Consider the following scheme to accomplish the desired security:
Denote scientists: a, b, c, d
Denote locks: L1, L2, L3, L4, L5, L6
Labels for locks:
L6(a, b):  lock 6 cannot be opened by scientists a, b
L5(a, c):  lock 5 cannot be opened by scientists a, c
L4(a, d):  lock 4 cannot be opened by scientists a, d
L3(b, c):  lock 3 cannot be opened by scientists b, c
L2(b, d):  lock 2 cannot be opened by scientists b, d
L1(c, d):  lock 1 cannot be opened by scientists c, d
Labels for scientists:
a(L1, L2, L3):  scientist a has keys for locks 1, 2, 3
b(L1, L4, L5):  scientist b has keys for locks 1, 4, 5
c(L2, L4, L6):  scientist c has keys for locks 2, 4, 6
d(L3, L5, L6):  scientist d has keys for locks 3, 5, 6
A: Hint: Write out the possible configurations of three you can make out of the four scientists.
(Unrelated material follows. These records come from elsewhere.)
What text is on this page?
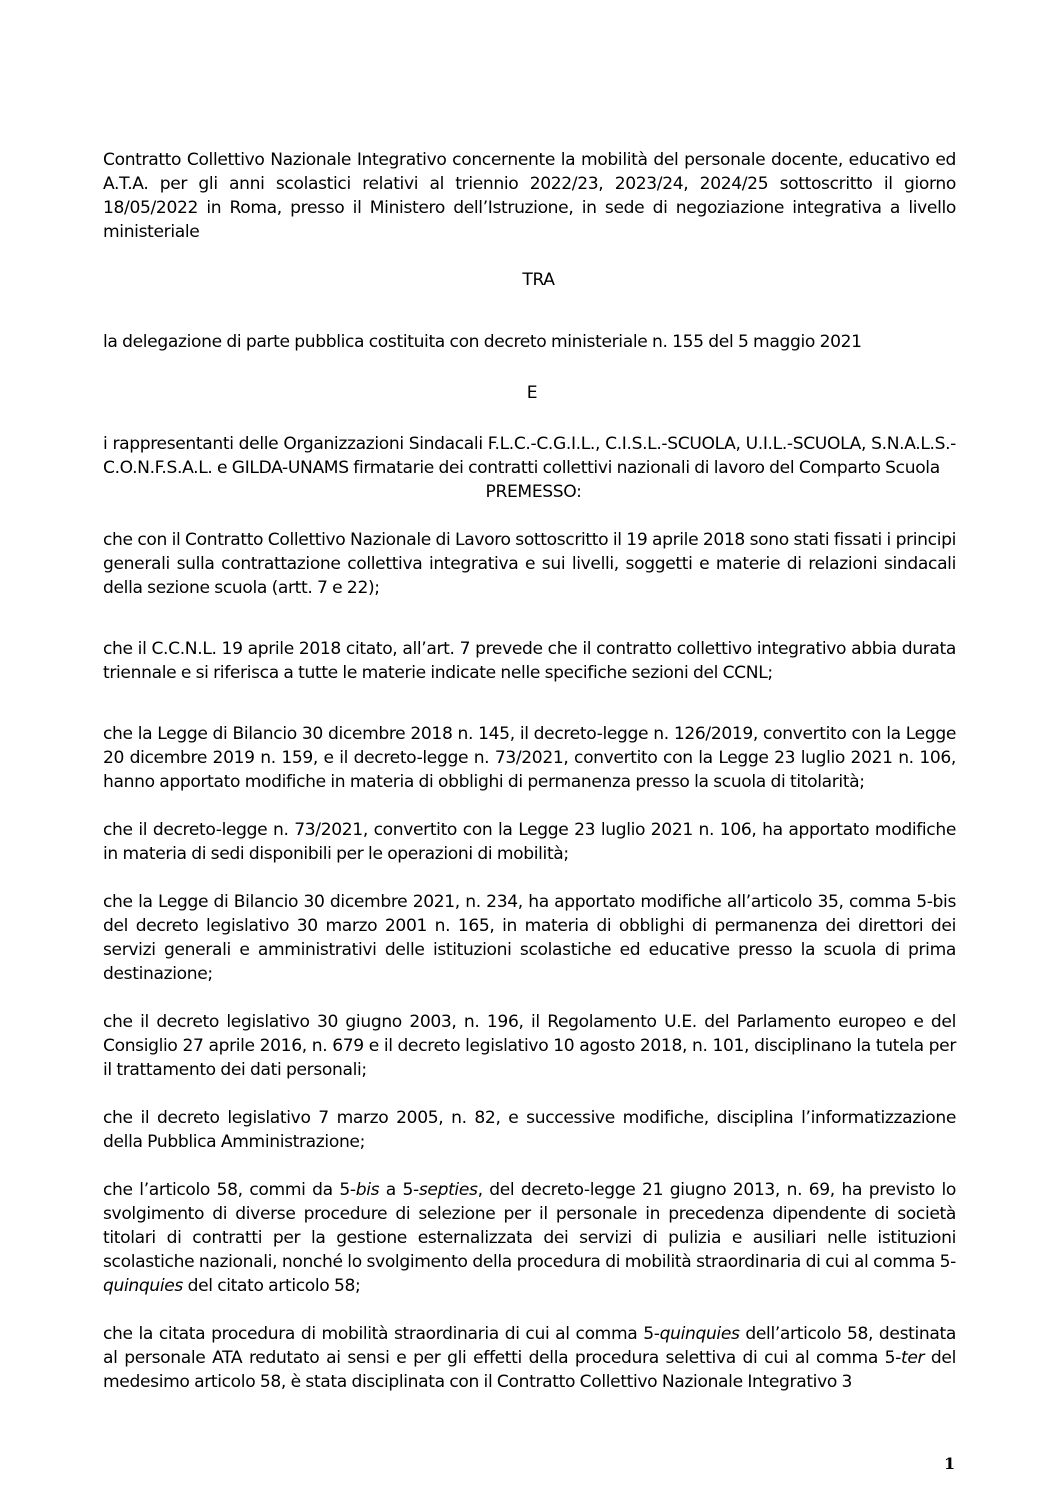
Contratto Collettivo Nazionale Integrativo concernente la mobilità del personale docente, educativo ed A.T.A. per gli anni scolastici relativi al triennio 2022/23, 2023/24, 2024/25 sottoscritto il giorno 18/05/2022 in Roma, presso il Ministero dell’Istruzione, in sede di negoziazione integrativa a livello ministeriale

TRA

la delegazione di parte pubblica costituita con decreto ministeriale n. 155 del 5 maggio 2021

E

i rappresentanti delle Organizzazioni Sindacali F.L.C.-C.G.I.L., C.I.S.L.-SCUOLA, U.I.L.-SCUOLA, S.N.A.L.S.- C.O.N.F.S.A.L. e GILDA-UNAMS firmatarie dei contratti collettivi nazionali di lavoro del Comparto Scuola

PREMESSO:

che con il Contratto Collettivo Nazionale di Lavoro sottoscritto il 19 aprile 2018 sono stati fissati i principi generali sulla contrattazione collettiva integrativa e sui livelli, soggetti e materie di relazioni sindacali della sezione scuola (artt. 7 e 22);

che il C.C.N.L. 19 aprile 2018 citato, all’art. 7 prevede che il contratto collettivo integrativo abbia durata triennale e si riferisca a tutte le materie indicate nelle specifiche sezioni del CCNL;

che la Legge di Bilancio 30 dicembre 2018 n. 145, il decreto-legge n. 126/2019, convertito con la Legge 20 dicembre 2019 n. 159, e il decreto-legge n. 73/2021, convertito con la Legge 23 luglio 2021 n. 106, hanno apportato modifiche in materia di obblighi di permanenza presso la scuola di titolarità;

che il decreto-legge n. 73/2021, convertito con la Legge 23 luglio 2021 n. 106, ha apportato modifiche in materia di sedi disponibili per le operazioni di mobilità;

che la Legge di Bilancio 30 dicembre 2021, n. 234, ha apportato modifiche all’articolo 35, comma 5-bis del decreto legislativo 30 marzo 2001 n. 165, in materia di obblighi di permanenza dei direttori dei servizi generali e amministrativi delle istituzioni scolastiche ed educative presso la scuola di prima destinazione;

che il decreto legislativo 30 giugno 2003, n. 196, il Regolamento U.E. del Parlamento europeo e del Consiglio 27 aprile 2016, n. 679 e il decreto legislativo 10 agosto 2018, n. 101, disciplinano la tutela per il trattamento dei dati personali;

che il decreto legislativo 7 marzo 2005, n. 82, e successive modifiche, disciplina l’informatizzazione della Pubblica Amministrazione;

che l’articolo 58, commi da 5-bis a 5-septies, del decreto-legge 21 giugno 2013, n. 69, ha previsto lo svolgimento di diverse procedure di selezione per il personale in precedenza dipendente di società titolari di contratti per la gestione esternalizzata dei servizi di pulizia e ausiliari nelle istituzioni scolastiche nazionali, nonché lo svolgimento della procedura di mobilità straordinaria di cui al comma 5-quinquies del citato articolo 58;

che la citata procedura di mobilità straordinaria di cui al comma 5-quinquies dell’articolo 58, destinata al personale ATA redutato ai sensi e per gli effetti della procedura selettiva di cui al comma 5-ter del medesimo articolo 58, è stata disciplinata con il Contratto Collettivo Nazionale Integrativo 3

1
Then assign each of them keys in a way that all the locks can be opened in each of the configurations. (The discussion below might help you decide how many locks there should be.)
I will show that it is not possible if each lock has a distinct key from other locks, and each scientist only has one key: Suppose we have scientists $A,B,C,D$.
Suppose there's one lock. Then at least one of the scientists must have a key which opens it; WLOG $A$. Then $A$ going alone can open it. So one lock is not possible.
Suppose there are two locks, 1 and 2. Then WLOG $A$ has a key to 1 and $B$ has a key to 2. Then $A$ and $B$ together can open it; again requirement not satisfied.
Suppose three locks: 1, 2, and 3. Then WLOG $A$, $B$, $C$ have keys to 1, 2, 3, respectively. We can give $D$ key 1, 2, or 3; WLOG $D$ gets 1. Then if $A$ and $D$ are in the group of three, whether they add $B$ or $C$ as the third, the three locks cannot be unlocked.
Suppose four or more locks. Then no group of three can open the door.